Поиск по сайту журнала:

 

Евгений Евтушенко в Витебске на фестивале «Славянский базар».  Фото Андрея Марачкова.Впервые с Евгением Александровичем я познакомился в седьмом классе. Тогда ещё переписывали в тетрадочки стихи поэтов. Таким образом, у меня оказалось его стихотворение «Мёд». А такая мелочь, что это стихотворение нигде не печаталось, и определенно, было запрещено, то есть считалось антисоветским, мне в голову не приходило. В стихотворении речь шла о войне...

Была зима. Кутаясь во всё на свете, стояла очередь за мёдом. Люди несли колечки, серёжки, ожерелья, всё, что готов был взять продавец. Он наливал мёд в рюмочку или крохотную баночку и подзывал следующего.

«…Но страшный скрип саней райкомовских, на спинке расписные розы… И полу откинувши роскошную, сошёл с них столп российской прозы…»
Потом, спустя много лет, я узнал, что столпом российской прозы был тогда писатель Леонид Леонов.

«…Большой, торжественный, как в раме, Ни капли жалости малейшей.
– Всю бочку! Заплачу коврами! Давай её сюда, милейший!

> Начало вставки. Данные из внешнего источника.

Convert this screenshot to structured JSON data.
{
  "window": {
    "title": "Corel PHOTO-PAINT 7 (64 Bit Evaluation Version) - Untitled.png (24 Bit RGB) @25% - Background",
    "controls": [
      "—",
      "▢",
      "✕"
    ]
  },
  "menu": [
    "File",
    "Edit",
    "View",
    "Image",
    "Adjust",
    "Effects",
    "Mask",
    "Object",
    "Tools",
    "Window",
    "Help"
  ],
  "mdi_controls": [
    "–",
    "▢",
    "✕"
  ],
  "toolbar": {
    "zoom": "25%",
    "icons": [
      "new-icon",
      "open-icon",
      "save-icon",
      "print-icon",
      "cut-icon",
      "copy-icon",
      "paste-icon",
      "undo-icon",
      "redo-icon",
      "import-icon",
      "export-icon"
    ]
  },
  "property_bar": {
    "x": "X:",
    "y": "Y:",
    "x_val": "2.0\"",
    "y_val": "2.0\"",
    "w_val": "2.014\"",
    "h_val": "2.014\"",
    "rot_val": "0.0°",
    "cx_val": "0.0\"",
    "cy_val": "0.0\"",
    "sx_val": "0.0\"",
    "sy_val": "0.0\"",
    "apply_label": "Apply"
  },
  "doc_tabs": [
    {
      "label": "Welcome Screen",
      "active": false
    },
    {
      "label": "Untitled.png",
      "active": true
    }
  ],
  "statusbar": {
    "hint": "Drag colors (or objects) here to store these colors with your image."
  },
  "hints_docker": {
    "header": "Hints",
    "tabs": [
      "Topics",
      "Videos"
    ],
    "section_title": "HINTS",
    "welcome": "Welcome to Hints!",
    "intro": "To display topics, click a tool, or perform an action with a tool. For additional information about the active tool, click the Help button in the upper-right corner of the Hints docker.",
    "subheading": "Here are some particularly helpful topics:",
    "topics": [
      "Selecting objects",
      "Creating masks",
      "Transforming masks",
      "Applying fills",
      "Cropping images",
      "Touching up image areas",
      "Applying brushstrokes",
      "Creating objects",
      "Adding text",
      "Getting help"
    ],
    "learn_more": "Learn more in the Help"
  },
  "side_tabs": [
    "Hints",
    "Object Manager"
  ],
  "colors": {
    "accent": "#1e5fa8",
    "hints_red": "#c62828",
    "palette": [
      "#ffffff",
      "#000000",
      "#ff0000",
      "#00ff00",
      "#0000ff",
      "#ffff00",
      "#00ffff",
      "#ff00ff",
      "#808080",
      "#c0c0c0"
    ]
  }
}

Стояла очередь угрюмая, ни в чём как будто не участвуя.
Колечко, выпавши из рюмочки, упало в след саней умчавшихся…»
Стихотворение меня, семиклассника, тогда потрясло. Я выучил его наизусть и выдал на внеклассном чтении. Стихотворение было таким пронзительным, что весь класс, слушал, затаив дыхание, и даже Леня Полукаров, который уже в седьмом классе был конченым отморозком, слушал и, кажется, первый раз в жизни не «гыкал», как осёл.
Учительница Александра Петровна не остановила меня, только посмотрела долгим взглядом. Потом подошла к двери, приоткрыла и выглянула наружу... Она ничего не сказала. И вскоре отпустила всех домой. И никогда не вспоминала этот случай, а я в ту пору не очень понимал, что за такое «внеклассное чтение» она бы точно вылетела из школы, как глупый птенец из гнезда.

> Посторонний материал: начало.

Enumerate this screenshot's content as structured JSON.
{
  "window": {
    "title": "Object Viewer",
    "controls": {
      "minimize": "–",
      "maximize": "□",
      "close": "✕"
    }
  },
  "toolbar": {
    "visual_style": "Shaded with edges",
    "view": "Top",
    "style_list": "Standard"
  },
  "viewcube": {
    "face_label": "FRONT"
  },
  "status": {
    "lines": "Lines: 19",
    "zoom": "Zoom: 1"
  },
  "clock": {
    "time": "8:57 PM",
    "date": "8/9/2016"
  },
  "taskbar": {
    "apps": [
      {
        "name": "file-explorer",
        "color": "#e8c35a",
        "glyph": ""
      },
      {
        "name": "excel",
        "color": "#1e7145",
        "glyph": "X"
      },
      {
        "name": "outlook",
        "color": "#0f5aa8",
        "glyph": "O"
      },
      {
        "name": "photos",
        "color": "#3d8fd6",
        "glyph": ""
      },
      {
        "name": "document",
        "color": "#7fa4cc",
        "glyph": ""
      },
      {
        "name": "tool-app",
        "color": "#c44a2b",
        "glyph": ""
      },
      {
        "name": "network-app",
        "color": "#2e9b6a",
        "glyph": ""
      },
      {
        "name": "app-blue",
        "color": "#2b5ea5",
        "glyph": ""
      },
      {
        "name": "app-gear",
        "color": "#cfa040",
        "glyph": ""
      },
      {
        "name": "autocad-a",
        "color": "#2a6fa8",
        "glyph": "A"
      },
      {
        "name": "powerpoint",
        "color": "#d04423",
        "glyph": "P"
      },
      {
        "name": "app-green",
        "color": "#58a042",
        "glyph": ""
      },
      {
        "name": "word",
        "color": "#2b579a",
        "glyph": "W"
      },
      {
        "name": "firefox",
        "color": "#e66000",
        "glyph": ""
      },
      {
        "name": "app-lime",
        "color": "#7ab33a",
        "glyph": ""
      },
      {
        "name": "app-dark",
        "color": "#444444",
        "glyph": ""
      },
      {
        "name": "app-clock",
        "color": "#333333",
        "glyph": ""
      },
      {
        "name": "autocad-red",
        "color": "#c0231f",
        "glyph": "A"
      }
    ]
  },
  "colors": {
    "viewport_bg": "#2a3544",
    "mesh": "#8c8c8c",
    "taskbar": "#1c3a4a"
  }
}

Я рассказал эту историю Евгению Александровичу спустя сорок лет, в Израиле, где устраивал его творческие вечера. И даже наизусть процитировал все стихотворение. Евгений Александрович заметил, что читать можно и с меньшим пафосом.

– А Вам тогда не было страшно писать «Мёд»? – спросил я уже без пафоса. – Времена были, сами знаете…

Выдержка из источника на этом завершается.